Dame Fiona was asked to propose a single question consent model which makes it absolutely clear to patients and users of care when health and care information about them will be used, and in what circumstances they can opt out. Instead, she proposes an eight point model to explain to patients and users of social care services what an opt-out would do. However she doesn’t express views on whether there should be a single opt-out covering personal confidential information being used both in running the health and social care system and to support research and improve treatment and care, or whether this should be presented as two separate opt-outs. This is being put to public consultation, along with the question of whether this should be presented as a choice between different data sharing options or as tick boxes to indication that the individual is opting out of data sharing.
Contrary to what had previously been expected, Dame Fiona is proposing that the opt-out only apply to personal confidential information: that is, information that relates to a living individual who can be identified from that information. The opt-out will not apply to anonymised or de-identified data. Instead the Review proposes that personal confidential data should be passed to the HSCIC, as the statutory safe haven of the health and social care system, to de-identify or anonymise and share it with those that need to use it, and that this not be subject to the opt-out. There are also a number of contexts in which the opt-out does not apply to the use of personal confidential data, such as where there is an overriding public interest or where required by law.
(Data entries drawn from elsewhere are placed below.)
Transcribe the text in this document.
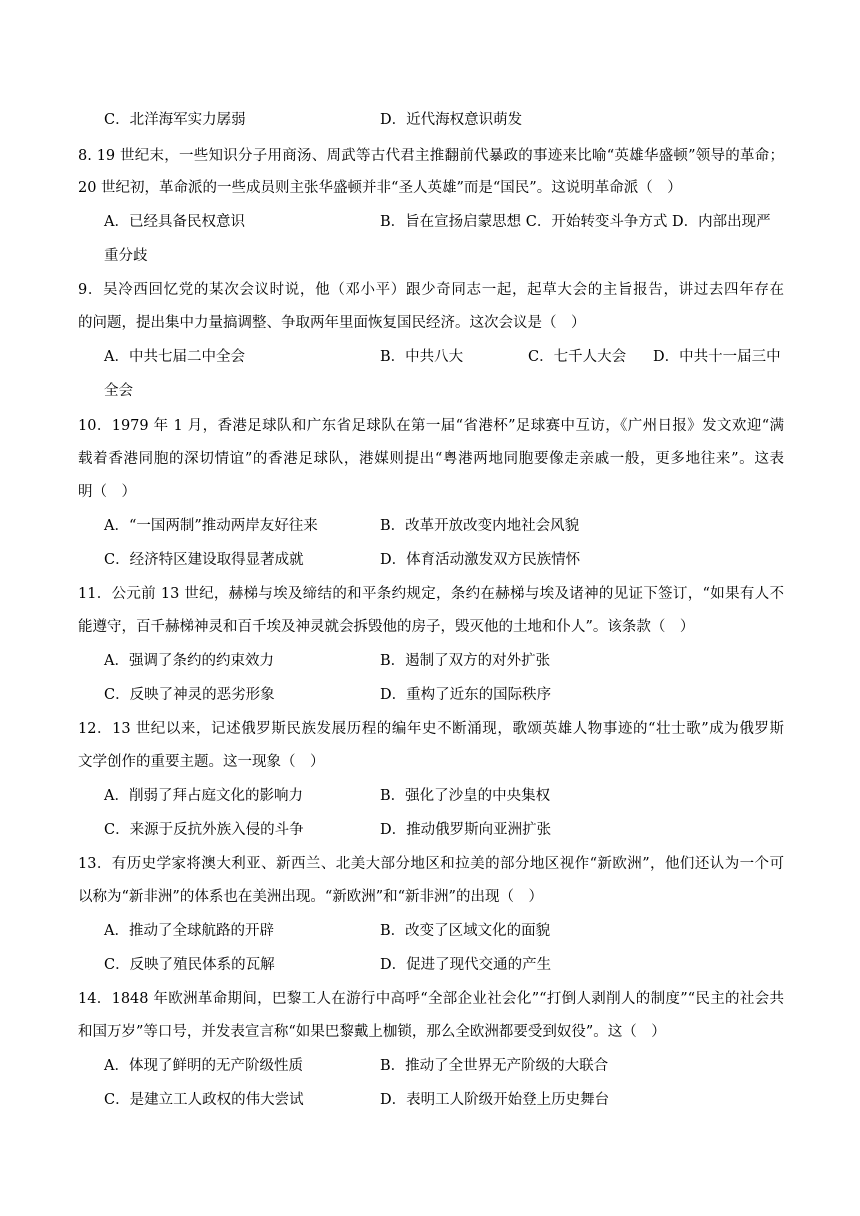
C．北洋海军实力孱弱	D．近代海权意识萌发
8. 19 世纪末，一些知识分子用商汤、周武等古代君主推翻前代暴政的事迹来比喻“英雄华盛顿”领导的革命；
20 世纪初，革命派的一些成员则主张华盛顿并非“圣人英雄”而是“国民”。这说明革命派（　）
A．已经具备民权意识	B．旨在宣扬启蒙思想 C．开始转变斗争方式 D．内部出现严
重分歧
9．吴冷西回忆党的某次会议时说，他（邓小平）跟少奇同志一起，起草大会的主旨报告，讲过去四年存在
的问题，提出集中力量搞调整、争取两年里面恢复国民经济。这次会议是（　）
A．中共七届二中全会	B．中共八大	C．七千人大会 D．中共十一届三中
全会
10．1979 年 1 月，香港足球队和广东省足球队在第一届“省港杯”足球赛中互访，《广州日报》发文欢迎“满
载着香港同胞的深切情谊”的香港足球队，港媒则提出“粤港两地同胞要像走亲戚一般，更多地往来”。这表
明（　）
A．“一国两制”推动两岸友好往来	B．改革开放改变内地社会风貌
C．经济特区建设取得显著成就	D．体育活动激发双方民族情怀
11．公元前 13 世纪，赫梯与埃及缔结的和平条约规定，条约在赫梯与埃及诸神的见证下签订，“如果有人不
能遵守，百千赫梯神灵和百千埃及神灵就会拆毁他的房子，毁灭他的土地和仆人”。该条款（　）
A．强调了条约的约束效力	B．遏制了双方的对外扩张
C．反映了神灵的恶劣形象	D．重构了近东的国际秩序
12．13 世纪以来，记述俄罗斯民族发展历程的编年史不断涌现，歌颂英雄人物事迹的“壮士歌”成为俄罗斯
文学创作的重要主题。这一现象（　）
A．削弱了拜占庭文化的影响力	B．强化了沙皇的中央集权
C．来源于反抗外族入侵的斗争	D．推动俄罗斯向亚洲扩张
13．有历史学家将澳大利亚、新西兰、北美大部分地区和拉美的部分地区视作“新欧洲”，他们还认为一个可
以称为“新非洲”的体系也在美洲出现。“新欧洲”和“新非洲”的出现（　）
A．推动了全球航路的开辟	B．改变了区域文化的面貌
C．反映了殖民体系的瓦解	D．促进了现代交通的产生
14．1848 年欧洲革命期间，巴黎工人在游行中高呼“全部企业社会化”“打倒人剥削人的制度”“民主的社会共
和国万岁”等口号，并发表宣言称“如果巴黎戴上枷锁，那么全欧洲都要受到奴役”。这（　）
A．体现了鲜明的无产阶级性质	B．推动了全世界无产阶级的大联合
C．是建立工人政权的伟大尝试	D．表明工人阶级开始登上历史舞台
In light of Caldicott’s recommendations George Freeman MP, the Parliamentary Under Secretary of State for Life Sciences, has announced that NHS England has taken the decision to close the care.data programme.
The NDG recommends that the Department of Health conducts a full and comprehensive public consultation on the proposed data security standards and proposed new consent/opt-out model. This was launched shortly after the publication of the Review, and will be open until 7 September 2016. Alongside this there will be further testing of the opt-out questions with various stakeholder groups. The Wellcome Trust has also announced that they will be setting up an independent taskforce in response to Dame Fiona’s recommendations, which we look forward to being involved with.
The model that is proposed appears positive for patients with genetic, rare and undiagnosed conditions by permitting wide usage of anonymised data for research without requiring the consent of the individual or allowing patients to opt out of sharing this, which would benefit research by enabling the creation of comprehensive de-identified but linked data sets. However, we are concerned that the lack of transparency about the anonymisation process and the lack of clarity about the rules on the use of anonymised data may lead to further public backlash. Additionally little consideration appears to have been given to the high risk of patients having their identity compromised, even without deliberate or negligent re-identification, solely as a consequence of the rarity of their condition.
Genetic Alliance UK will continue to engage with this process in hopes that the final model will meet the needs of our community.